Despite the evident need for broad and equitable access to mental health care, many are having trouble accessing care. These challenges have worsened during the pandemic, despite greater access via telehealth services. The Subcommittee is asked to consider efforts that would support enhanced mental health parity enforcement, to ensure that coverage for mental health care is no less restrictive than medical or surgical care. Recent analyses found evidence of lack of parity in behavioral health services compared with medical/surgical in terms of high out of network use and lower reimbursement for behavioral health services – and these disparities are trending in the wrong direction.
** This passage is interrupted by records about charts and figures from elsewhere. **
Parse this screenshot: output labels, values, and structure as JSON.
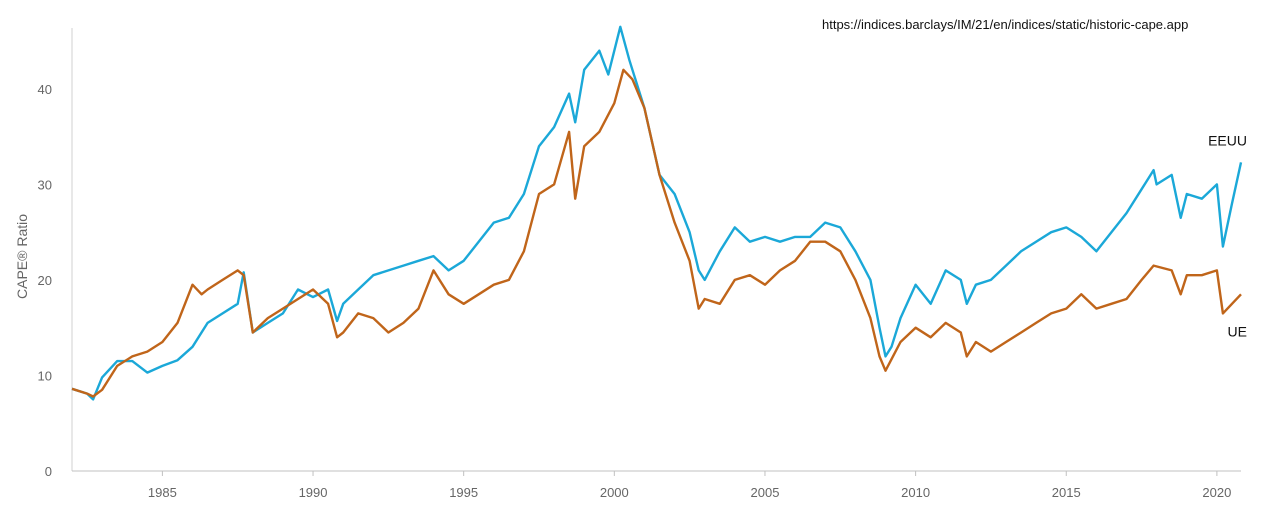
{
  "source_url": "https://indices.barclays/IM/21/en/indices/static/historic-cape.app",
  "chart_data": {
    "type": "line",
    "title": "",
    "xlabel": "",
    "ylabel": "CAPE® Ratio",
    "xlim": [
      1982.0,
      2020.8
    ],
    "ylim": [
      0,
      47
    ],
    "xticks": [
      1985,
      1990,
      1995,
      2000,
      2005,
      2010,
      2015,
      2020
    ],
    "yticks": [
      0,
      10,
      20,
      30,
      40
    ],
    "grid": false,
    "legend": "inline-right",
    "series": [
      {
        "name": "EEUU",
        "color": "#1BA8D8",
        "points": [
          [
            1982.0,
            8.6
          ],
          [
            1982.5,
            8.1
          ],
          [
            1982.7,
            7.5
          ],
          [
            1983.0,
            9.8
          ],
          [
            1983.5,
            11.5
          ],
          [
            1984.0,
            11.5
          ],
          [
            1984.5,
            10.3
          ],
          [
            1985.0,
            11.0
          ],
          [
            1985.5,
            11.6
          ],
          [
            1986.0,
            13.0
          ],
          [
            1986.5,
            15.5
          ],
          [
            1987.0,
            16.5
          ],
          [
            1987.5,
            17.5
          ],
          [
            1987.7,
            20.8
          ],
          [
            1988.0,
            14.5
          ],
          [
            1988.5,
            15.5
          ],
          [
            1989.0,
            16.5
          ],
          [
            1989.5,
            19.0
          ],
          [
            1990.0,
            18.2
          ],
          [
            1990.5,
            19.0
          ],
          [
            1990.8,
            15.7
          ],
          [
            1991.0,
            17.5
          ],
          [
            1991.5,
            19.0
          ],
          [
            1992.0,
            20.5
          ],
          [
            1992.5,
            21.0
          ],
          [
            1993.0,
            21.5
          ],
          [
            1993.5,
            22.0
          ],
          [
            1994.0,
            22.5
          ],
          [
            1994.5,
            21.0
          ],
          [
            1995.0,
            22.0
          ],
          [
            1995.5,
            24.0
          ],
          [
            1996.0,
            26.0
          ],
          [
            1996.5,
            26.5
          ],
          [
            1997.0,
            29.0
          ],
          [
            1997.5,
            34.0
          ],
          [
            1998.0,
            36.0
          ],
          [
            1998.5,
            39.5
          ],
          [
            1998.7,
            36.5
          ],
          [
            1999.0,
            42.0
          ],
          [
            1999.5,
            44.0
          ],
          [
            1999.8,
            41.5
          ],
          [
            2000.0,
            44.0
          ],
          [
            2000.2,
            46.5
          ],
          [
            2000.5,
            43.0
          ],
          [
            2001.0,
            38.0
          ],
          [
            2001.5,
            31.0
          ],
          [
            2002.0,
            29.0
          ],
          [
            2002.5,
            25.0
          ],
          [
            2002.8,
            21.0
          ],
          [
            2003.0,
            20.0
          ],
          [
            2003.5,
            23.0
          ],
          [
            2004.0,
            25.5
          ],
          [
            2004.5,
            24.0
          ],
          [
            2005.0,
            24.5
          ],
          [
            2005.5,
            24.0
          ],
          [
            2006.0,
            24.5
          ],
          [
            2006.5,
            24.5
          ],
          [
            2007.0,
            26.0
          ],
          [
            2007.5,
            25.5
          ],
          [
            2008.0,
            23.0
          ],
          [
            2008.5,
            20.0
          ],
          [
            2008.8,
            15.0
          ],
          [
            2009.0,
            12.0
          ],
          [
            2009.2,
            13.0
          ],
          [
            2009.5,
            16.0
          ],
          [
            2010.0,
            19.5
          ],
          [
            2010.5,
            17.5
          ],
          [
            2011.0,
            21.0
          ],
          [
            2011.5,
            20.0
          ],
          [
            2011.7,
            17.5
          ],
          [
            2012.0,
            19.5
          ],
          [
            2012.5,
            20.0
          ],
          [
            2013.0,
            21.5
          ],
          [
            2013.5,
            23.0
          ],
          [
            2014.0,
            24.0
          ],
          [
            2014.5,
            25.0
          ],
          [
            2015.0,
            25.5
          ],
          [
            2015.5,
            24.5
          ],
          [
            2016.0,
            23.0
          ],
          [
            2016.5,
            25.0
          ],
          [
            2017.0,
            27.0
          ],
          [
            2017.5,
            29.5
          ],
          [
            2017.9,
            31.5
          ],
          [
            2018.0,
            30.0
          ],
          [
            2018.5,
            31.0
          ],
          [
            2018.8,
            26.5
          ],
          [
            2019.0,
            29.0
          ],
          [
            2019.5,
            28.5
          ],
          [
            2020.0,
            30.0
          ],
          [
            2020.2,
            23.5
          ],
          [
            2020.5,
            28.0
          ],
          [
            2020.8,
            32.3
          ]
        ]
      },
      {
        "name": "UE",
        "color": "#C0651A",
        "points": [
          [
            1982.0,
            8.6
          ],
          [
            1982.5,
            8.1
          ],
          [
            1982.7,
            7.8
          ],
          [
            1983.0,
            8.5
          ],
          [
            1983.5,
            11.0
          ],
          [
            1984.0,
            12.0
          ],
          [
            1984.5,
            12.5
          ],
          [
            1985.0,
            13.5
          ],
          [
            1985.5,
            15.5
          ],
          [
            1986.0,
            19.5
          ],
          [
            1986.3,
            18.5
          ],
          [
            1986.5,
            19.0
          ],
          [
            1987.0,
            20.0
          ],
          [
            1987.5,
            21.0
          ],
          [
            1987.7,
            20.5
          ],
          [
            1988.0,
            14.5
          ],
          [
            1988.5,
            16.0
          ],
          [
            1989.0,
            17.0
          ],
          [
            1989.5,
            18.0
          ],
          [
            1990.0,
            19.0
          ],
          [
            1990.5,
            17.5
          ],
          [
            1990.8,
            14.0
          ],
          [
            1991.0,
            14.5
          ],
          [
            1991.5,
            16.5
          ],
          [
            1992.0,
            16.0
          ],
          [
            1992.5,
            14.5
          ],
          [
            1993.0,
            15.5
          ],
          [
            1993.5,
            17.0
          ],
          [
            1994.0,
            21.0
          ],
          [
            1994.5,
            18.5
          ],
          [
            1995.0,
            17.5
          ],
          [
            1995.5,
            18.5
          ],
          [
            1996.0,
            19.5
          ],
          [
            1996.5,
            20.0
          ],
          [
            1997.0,
            23.0
          ],
          [
            1997.5,
            29.0
          ],
          [
            1998.0,
            30.0
          ],
          [
            1998.5,
            35.5
          ],
          [
            1998.7,
            28.5
          ],
          [
            1999.0,
            34.0
          ],
          [
            1999.5,
            35.5
          ],
          [
            2000.0,
            38.5
          ],
          [
            2000.3,
            42.0
          ],
          [
            2000.6,
            41.0
          ],
          [
            2001.0,
            38.0
          ],
          [
            2001.5,
            31.0
          ],
          [
            2002.0,
            26.0
          ],
          [
            2002.5,
            22.0
          ],
          [
            2002.8,
            17.0
          ],
          [
            2003.0,
            18.0
          ],
          [
            2003.5,
            17.5
          ],
          [
            2004.0,
            20.0
          ],
          [
            2004.5,
            20.5
          ],
          [
            2005.0,
            19.5
          ],
          [
            2005.5,
            21.0
          ],
          [
            2006.0,
            22.0
          ],
          [
            2006.5,
            24.0
          ],
          [
            2007.0,
            24.0
          ],
          [
            2007.5,
            23.0
          ],
          [
            2008.0,
            20.0
          ],
          [
            2008.5,
            16.0
          ],
          [
            2008.8,
            12.0
          ],
          [
            2009.0,
            10.5
          ],
          [
            2009.5,
            13.5
          ],
          [
            2010.0,
            15.0
          ],
          [
            2010.5,
            14.0
          ],
          [
            2011.0,
            15.5
          ],
          [
            2011.5,
            14.5
          ],
          [
            2011.7,
            12.0
          ],
          [
            2012.0,
            13.5
          ],
          [
            2012.5,
            12.5
          ],
          [
            2013.0,
            13.5
          ],
          [
            2013.5,
            14.5
          ],
          [
            2014.0,
            15.5
          ],
          [
            2014.5,
            16.5
          ],
          [
            2015.0,
            17.0
          ],
          [
            2015.5,
            18.5
          ],
          [
            2016.0,
            17.0
          ],
          [
            2016.5,
            17.5
          ],
          [
            2017.0,
            18.0
          ],
          [
            2017.5,
            20.0
          ],
          [
            2017.9,
            21.5
          ],
          [
            2018.5,
            21.0
          ],
          [
            2018.8,
            18.5
          ],
          [
            2019.0,
            20.5
          ],
          [
            2019.5,
            20.5
          ],
          [
            2020.0,
            21.0
          ],
          [
            2020.2,
            16.5
          ],
          [
            2020.5,
            17.5
          ],
          [
            2020.8,
            18.5
          ]
        ]
      }
    ]
  }
}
There must be much more accountability and oversight of parity to ensure that mental health conditions are not being discriminated against. In closing, I urge the subcommittee to consider legislation and policies to: ensure effective enforcement of mental health parity and broaden access to mental health care generally; support a robust, diverse mental health workforce; integrate mental health and suicide prevention in health systems, workplaces and schools, as critical touchpoints that can establish a culture that is responsive to mental health needs.

The steps we take in the aftermath of the pandemic will set the trajectory for the Nation’s mental health for years to come. Parity must be enforced, and disparities must be addressed to ensure equitable access and care for those in need.”